By Cody Reich
Posted on Friday, March 17th, 2023
The Camas Montessori School had a sign that served its purpose over the years, but time and the elements had taken their toll. When the owners noticed the opportunity to brighten up their image, they gave us a call.
Auto body filler and glue: $25
Paint rollers: $6
Screws, nuts and bolts: $25
Two 8-ft. 6-by-6-in. posts: $65
Paint and primer: $125
Digital prints: $85
Vinyl mask: $15
PVC glue: $15
Aluminum angle iron: $35
Total: 11 hrs. 10 min
We learned right away that only a modest budget was allocated towards the project, so somehow we’d have to find a way to keep the cost down. The initial interview revealed that the client wanted a fresh look and a brightly colored sign; after all, this is a fun place for kids to visit and learn! It was also important for the client that the sign convey a clean and professional appearance.
After some time behind the computer I came up with a design. Unfortunately, though, I kept going over the budget. That’s when I called on my new friend, Raymond Chapman of Temple, Texas. I met Raymond at one of Dan Sawatzky’s fabulous Sign Magic Workshops. Raymond is a wizard with overlaid plywood signs. Because it’s a less expensive substrate, this project was a perfect chance to utilize that product to keep costs down.
Raymond was quick to suggest a few design tweaks and material changes to keep this project under budget. The customer enthusiastically approved the sign, sent a deposit and the rest is history.
Many thanks to Raymond, Dan and the many others I’ve been fortunate enough to meet and learn from in the sign industry. I hope this sign gives you some ideas or inspiration on your next project, and feel free to contact me if you have any questions.
Cody Reich’s shop, Columbia Signs, is in Vancouver, Washington. His Web address is www.columbiasigns.com.
This appeared in the March/April 2010 issue of SignCraft. While the prices have been adjusted for inflation, they may not accurately reflect current pricing for such signage.
Rout the PVC letters and overlaid plywood panels: 2 hours 15 minutes
We saved all the scraps to use as spacers later; they will add dimension to the sign.
Sand edges of letters and spray letters white: 45 minutes Although the letters were already white, we painted them white to ensure no fading or yellowing occurred.
Glue up the main panel: 15 minutes We glued and screwed two 1⁄2-in. overlaid plywood panels together to make the background for the sign; careful screw placement ensures that all fasteners will be hidden later by other parts of the sign.
Fill voids in treated posts: 50 minutes We used two-part plastic (Bondo) to fill the nicks in the treated posts. The material dries very fast, so we had to make small batches and work quickly.
Cut overlaid plywood post trim: 40 minutes We used scrap overlaid plywood to wrap the bottoms of the posts to give them a beefier look; edges were cut at a 45-degree angle for a finished look.

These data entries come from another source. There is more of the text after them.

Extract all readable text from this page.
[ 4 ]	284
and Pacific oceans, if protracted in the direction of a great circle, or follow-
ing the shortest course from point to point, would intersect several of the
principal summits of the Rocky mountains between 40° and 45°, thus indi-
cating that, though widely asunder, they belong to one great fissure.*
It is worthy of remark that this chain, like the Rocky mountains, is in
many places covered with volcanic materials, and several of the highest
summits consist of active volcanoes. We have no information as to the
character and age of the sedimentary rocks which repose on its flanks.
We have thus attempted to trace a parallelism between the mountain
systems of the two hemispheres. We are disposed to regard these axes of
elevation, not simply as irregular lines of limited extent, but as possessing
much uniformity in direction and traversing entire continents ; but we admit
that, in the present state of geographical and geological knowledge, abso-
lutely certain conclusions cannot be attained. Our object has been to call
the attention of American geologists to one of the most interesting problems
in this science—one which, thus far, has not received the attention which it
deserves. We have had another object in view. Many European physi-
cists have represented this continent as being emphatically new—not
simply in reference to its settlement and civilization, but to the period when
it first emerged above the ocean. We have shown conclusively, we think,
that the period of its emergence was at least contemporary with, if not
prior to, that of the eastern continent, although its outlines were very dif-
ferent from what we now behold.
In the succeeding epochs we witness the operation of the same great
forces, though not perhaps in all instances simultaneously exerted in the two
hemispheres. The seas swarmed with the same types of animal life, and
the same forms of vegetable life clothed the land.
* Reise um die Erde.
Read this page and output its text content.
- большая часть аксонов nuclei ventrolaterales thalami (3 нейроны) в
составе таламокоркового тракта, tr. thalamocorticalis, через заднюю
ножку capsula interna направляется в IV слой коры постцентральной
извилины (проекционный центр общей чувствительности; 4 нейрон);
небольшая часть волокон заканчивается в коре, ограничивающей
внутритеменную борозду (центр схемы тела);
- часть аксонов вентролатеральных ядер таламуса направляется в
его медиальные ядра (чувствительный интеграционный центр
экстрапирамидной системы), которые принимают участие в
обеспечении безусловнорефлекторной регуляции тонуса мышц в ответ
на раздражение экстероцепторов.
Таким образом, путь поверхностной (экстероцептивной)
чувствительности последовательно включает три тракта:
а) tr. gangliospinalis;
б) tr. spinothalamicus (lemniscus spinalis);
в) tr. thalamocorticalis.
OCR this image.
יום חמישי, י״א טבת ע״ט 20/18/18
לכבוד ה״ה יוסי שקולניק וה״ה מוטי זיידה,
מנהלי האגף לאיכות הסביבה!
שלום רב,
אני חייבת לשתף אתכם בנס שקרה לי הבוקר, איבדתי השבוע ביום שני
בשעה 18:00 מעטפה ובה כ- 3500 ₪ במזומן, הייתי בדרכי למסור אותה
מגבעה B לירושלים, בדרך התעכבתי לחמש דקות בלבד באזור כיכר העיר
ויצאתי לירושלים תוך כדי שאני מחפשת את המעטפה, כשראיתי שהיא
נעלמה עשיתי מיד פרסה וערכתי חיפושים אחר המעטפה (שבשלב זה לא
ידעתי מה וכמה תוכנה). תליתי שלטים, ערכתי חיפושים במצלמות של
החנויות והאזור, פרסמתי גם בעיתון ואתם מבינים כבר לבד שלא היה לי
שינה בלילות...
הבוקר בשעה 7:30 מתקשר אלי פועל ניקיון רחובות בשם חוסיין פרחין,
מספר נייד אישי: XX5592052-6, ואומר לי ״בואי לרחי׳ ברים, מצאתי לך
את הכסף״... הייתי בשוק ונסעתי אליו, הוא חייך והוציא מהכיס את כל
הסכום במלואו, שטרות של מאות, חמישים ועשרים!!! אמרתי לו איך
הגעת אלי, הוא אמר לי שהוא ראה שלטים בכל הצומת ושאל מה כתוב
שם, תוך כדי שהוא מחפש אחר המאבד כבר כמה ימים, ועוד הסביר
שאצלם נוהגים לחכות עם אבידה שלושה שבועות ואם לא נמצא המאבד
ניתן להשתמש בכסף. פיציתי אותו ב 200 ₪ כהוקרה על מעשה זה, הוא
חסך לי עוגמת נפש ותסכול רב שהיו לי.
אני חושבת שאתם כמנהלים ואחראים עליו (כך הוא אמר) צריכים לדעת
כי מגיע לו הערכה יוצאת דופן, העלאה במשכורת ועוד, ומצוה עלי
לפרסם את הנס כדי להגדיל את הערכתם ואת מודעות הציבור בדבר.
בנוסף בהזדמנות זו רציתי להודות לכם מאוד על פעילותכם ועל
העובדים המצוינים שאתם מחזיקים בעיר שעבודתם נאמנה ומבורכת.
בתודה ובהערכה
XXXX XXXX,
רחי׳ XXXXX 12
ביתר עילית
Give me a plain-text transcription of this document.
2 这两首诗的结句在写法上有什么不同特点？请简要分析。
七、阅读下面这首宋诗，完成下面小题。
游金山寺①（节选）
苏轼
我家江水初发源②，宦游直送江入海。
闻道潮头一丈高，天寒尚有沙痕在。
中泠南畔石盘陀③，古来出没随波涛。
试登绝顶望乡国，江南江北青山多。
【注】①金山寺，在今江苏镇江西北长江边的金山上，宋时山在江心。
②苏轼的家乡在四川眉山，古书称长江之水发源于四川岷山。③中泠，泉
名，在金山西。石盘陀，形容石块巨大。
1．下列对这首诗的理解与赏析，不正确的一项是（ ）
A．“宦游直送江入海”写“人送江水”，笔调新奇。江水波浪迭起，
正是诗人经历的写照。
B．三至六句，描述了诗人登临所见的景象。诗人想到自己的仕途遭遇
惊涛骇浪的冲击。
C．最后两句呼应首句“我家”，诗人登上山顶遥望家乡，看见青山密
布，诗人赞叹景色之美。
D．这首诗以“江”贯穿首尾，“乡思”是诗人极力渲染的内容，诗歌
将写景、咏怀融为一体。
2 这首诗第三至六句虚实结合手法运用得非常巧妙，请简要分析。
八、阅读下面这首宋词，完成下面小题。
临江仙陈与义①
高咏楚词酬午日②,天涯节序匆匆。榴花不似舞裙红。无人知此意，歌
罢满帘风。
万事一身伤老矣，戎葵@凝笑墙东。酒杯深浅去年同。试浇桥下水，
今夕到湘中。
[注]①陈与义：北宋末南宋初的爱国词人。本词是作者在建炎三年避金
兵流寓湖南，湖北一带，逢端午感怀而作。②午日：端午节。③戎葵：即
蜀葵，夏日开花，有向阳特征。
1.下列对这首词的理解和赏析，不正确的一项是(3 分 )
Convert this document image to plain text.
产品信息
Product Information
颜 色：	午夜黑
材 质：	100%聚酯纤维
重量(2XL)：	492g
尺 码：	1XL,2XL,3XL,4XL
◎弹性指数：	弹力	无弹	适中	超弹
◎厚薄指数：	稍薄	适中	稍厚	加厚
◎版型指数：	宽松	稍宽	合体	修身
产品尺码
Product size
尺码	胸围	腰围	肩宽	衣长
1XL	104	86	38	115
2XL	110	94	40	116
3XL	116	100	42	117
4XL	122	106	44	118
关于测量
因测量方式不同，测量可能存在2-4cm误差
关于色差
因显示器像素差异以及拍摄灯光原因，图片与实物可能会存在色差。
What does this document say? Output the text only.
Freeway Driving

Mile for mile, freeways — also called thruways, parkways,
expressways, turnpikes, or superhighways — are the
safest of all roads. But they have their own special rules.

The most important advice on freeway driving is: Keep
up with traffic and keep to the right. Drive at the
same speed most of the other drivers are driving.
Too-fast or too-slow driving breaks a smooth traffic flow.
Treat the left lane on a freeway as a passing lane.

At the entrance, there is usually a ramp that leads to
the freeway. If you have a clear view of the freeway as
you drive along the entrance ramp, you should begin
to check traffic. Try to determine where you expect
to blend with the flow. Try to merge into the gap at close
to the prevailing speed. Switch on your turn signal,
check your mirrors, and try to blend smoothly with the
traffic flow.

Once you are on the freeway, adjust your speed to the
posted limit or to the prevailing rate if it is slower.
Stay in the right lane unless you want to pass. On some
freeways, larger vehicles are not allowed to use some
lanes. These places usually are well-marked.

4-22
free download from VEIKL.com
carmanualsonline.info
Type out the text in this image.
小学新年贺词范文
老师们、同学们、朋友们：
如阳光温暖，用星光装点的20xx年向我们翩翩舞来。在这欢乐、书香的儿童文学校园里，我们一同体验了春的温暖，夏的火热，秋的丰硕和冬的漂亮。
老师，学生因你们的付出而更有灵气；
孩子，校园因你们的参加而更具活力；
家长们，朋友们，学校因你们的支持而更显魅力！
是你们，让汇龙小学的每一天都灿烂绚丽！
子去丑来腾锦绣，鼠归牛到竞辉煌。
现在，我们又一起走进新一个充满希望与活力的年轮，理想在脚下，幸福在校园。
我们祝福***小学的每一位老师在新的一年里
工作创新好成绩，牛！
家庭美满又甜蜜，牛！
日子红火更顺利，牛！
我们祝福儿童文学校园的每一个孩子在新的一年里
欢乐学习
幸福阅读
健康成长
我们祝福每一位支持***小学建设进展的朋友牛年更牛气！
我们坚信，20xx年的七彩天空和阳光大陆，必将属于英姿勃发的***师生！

Apply spacers to face: 10 minutes These overlaid plywood scraps are ready to be glued and screwed into place. They will be hidden under the sign face and give the final sign more dimension, and the rounded tops will help the sign last longer by draining water.
Sand and seal edges: 35 minutes Proper prep is critical to the longevity of any sign, especially overlaid plywood. We lightly hand-sanded the edges of every letter and panel, then coated all plywood edges with a coat of high-quality exterior wood glue. Even though the posts have been filled with two-part plastic filler, we added a final coat of glue to ensure a long outdoor life.
Apply trim to posts: 2 hours 20 minutes The MDO trim pieces we cut earlier are glued and nailed to the posts, using galvanized or stainless-steel fasteners. Chemicals in the treated wood will cause other fasteners.
Prime overlaid plywood panel: 20 minutes We primed everything, even though the MDO came pre-primed. Since much of the MDO had been cut, glued and sanded, a coat of primer guaranteed that the material would stay watertight.
Paint panel and posts: 20 minutes When the primer was dry, it was time to start painting all of the components of the sign—posts, panel and sign face.
Apply mask and background color: 45 minutes We cut calendered vinyl to make a perfect mask for an outline. We rolled on the purple, then peeled the mask to reveal the background color. Removing the vinyl mask can be tricky; we took our time and made sure to do this step while the paint was still wet. Any mistakes are easy to fix at this point.
Attach the face to the background panel: 15 minutes The face panel was attached with glue and screws; screw heads will be filled in with wood putty, painted over, then covered with a vinyl graphic.
Apply digital print: 10 minutes For the sunrise graphic behind the primary copy, we used a high-quality cast digital print with a UV laminate. The black letters are already printed on the sign; they also act as a guide for placing the black PVC letters.
Attach PVC letters to sign face: 60 minutes This is a quick-and-easy two-step process: first we attach the black letters (which act as an outline), followed by the white letters. We used PVC glue.